Как я уже сказала, мир не хочет, чтобы его спасали. А значит, я имею полное право умыть руки и предаться скорби по Калебу.

Я вспоминаю время, которое мы проводили с ним в тренажерных залах, когда он с лицом, полным сосредоточенности, как врач, прислушивающийся к шумам в сердце через стетоскоп, щупал меня за попу, проверяя достаточно ли я прорабатываю ягодичные мышцы. Я вспоминаю наши симуляторные тренировки, когда даже в ненастоящем бою он защищал меня своей грудью и получал разряд в пластину, лишь бы я продержалась дольше. Потому я и на соревнованиях чаще других добиралась до вражеского флага, принося победу Маяку. Это все был Калеб — мой вечный защитник и моя вечная любовь. Я вспоминаю занятия любовью на нашем маленьком семейном клочке сержантской казармы и последующие разговоры по душам, пока Лосяш не начинал долбить в гипсовую перегородку, чтобы мы заткнули свой тараканий шепот и дали уже всем поспать. Я бы все отдала, лишь бы вернуться сейчас на тот крошечный уголок рая, который нам удалось построить посреди этого жуткого мира, который смотрит на тебя из-за каждого угла и раздумывает, как бы тебя поизощреннее сожрать.

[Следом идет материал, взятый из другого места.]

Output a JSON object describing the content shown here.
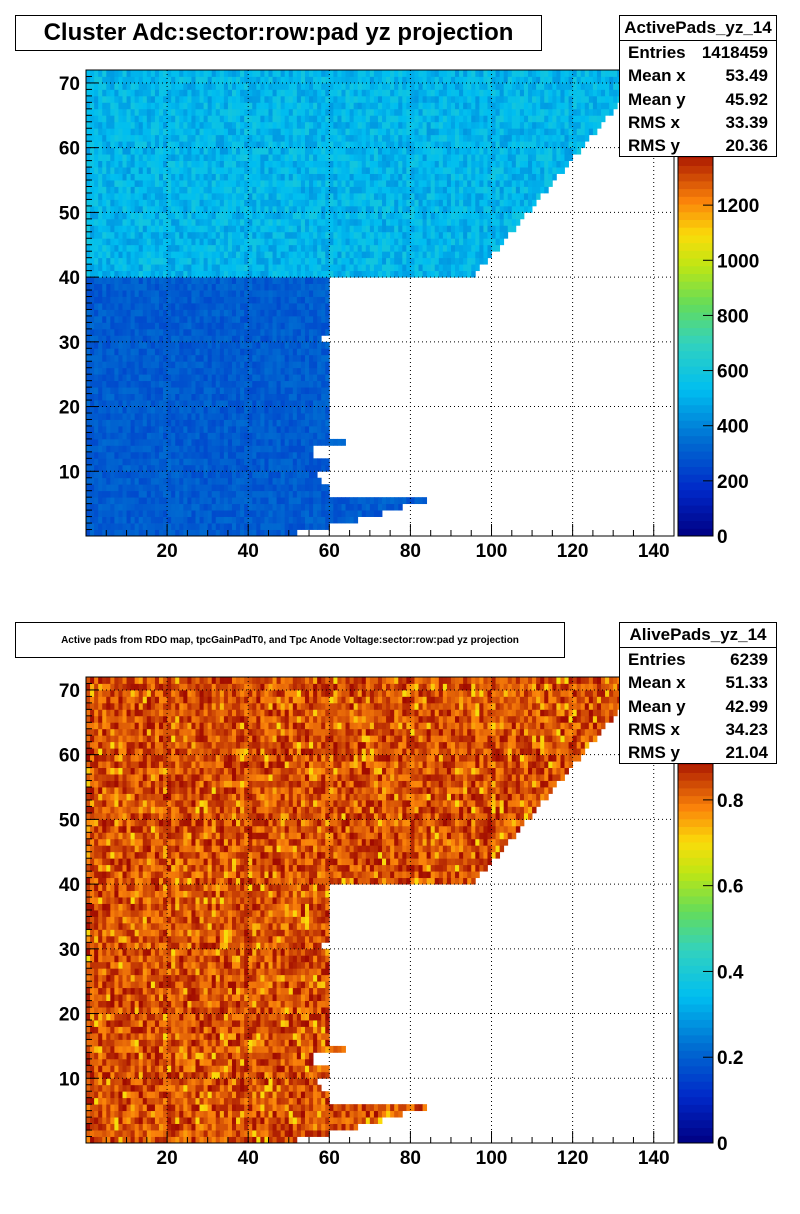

Это чмо-таки сожрало Калеба. Причем в прямом смысле этого слова, потому что Вьетнам права, на поверхности он бы не выжил. И от этой мысли хочется выть, и выть, и выть. Громко так, безостановочно и истошно, чтобы у всех оставшихся в живых людей души разорвало от моего горюющего вопля!

Только потеряв Калеба, я поняла, как много он, оказывается, значил для меня. В самую душу залез, мерзавец, натоптал мне там узоры сердца со стрелой и своим именем, написанном внутри. Натоптал и покинул. Я плачу каждый день, не могу остановиться, представляя, как толпы зараженных разрывают моего Калеба на кусочки, даже не задумываясь ни на секунду над тем, что для кого-то он значит целую жизнь!

А потом мне вспоминается Тесс, которая всегда говорила о том, что считает меня с Калебом смельчаками, добровольно раскрывшими миру свое уязвленное место, показав, куда надо бить, чтобы вмазало так, что дух вышибет из живого тела. Как же она была права! Теперь я понимаю ее вечное отшельничество, вижу в нем мощный стимул, который помогал ей выживать. Когда ты никого не любишь, когда ты сам по себе, ты становишься неуязвимым для вечно голодного мира, потому что все, что он может у тебя сожрать, это ты сам, а за самого себя ты подерешься ой как остервенело.

Сирена продолжала завывать, а я продолжала поражаться тому, как резко изменился мой мир всего за один месяц. Нет больше ни Тесс, ни Калеба, и сама я скоро окажусь зажатой между челюстями прожорливого чудовища.

— Это еще что? — спросила Вьетнам озадаченно, когда первые истошные вопли сигнализации всполошили подземную базу.

— Пожар на базе, — ответил Антенна Вьетнаму.

Антенна встал с пола и прислонился к прутьям решетки, вглядываясь в коридор, словно это могло ему помочь как-то раздобыть больше информации о том, что происходило наверху.

— Интересно, где горит, — задумчиво произнес Буддист и тоже встал с пола, мерзкая крыса уже привыкла к своему месту у Буддиста на плече и даже приноровилась на нем спать.

— Может, в детсаду.

— Фунчоза, как ты можешь так говорить?

— А что? Мне насрать! Меня все равно скоро убьют!

Фунчоза привычно срал на всех, и с потерей самых близких мне людей на базе я внезапно стала видеть смысл в его стиле смотреть на вещи вокруг.

— Может, Триггер таким своеобразным методом начал чистку среди населения? — предположила О-ля-ляжка. — Мол, несчастный случай.

— Значит, Крайслер продолжает упираться, и это не может не радовать, — произнес Антенна.

— Или Триггер просто прикончил Крайслера, — возразила Вьетнам.

Ребята затихли. Потому что такой исход означал одно: наше время подошло к концу.

— Тогда вскоре за нами должны прийти, — ответил Буддист на предположение Вьетнама.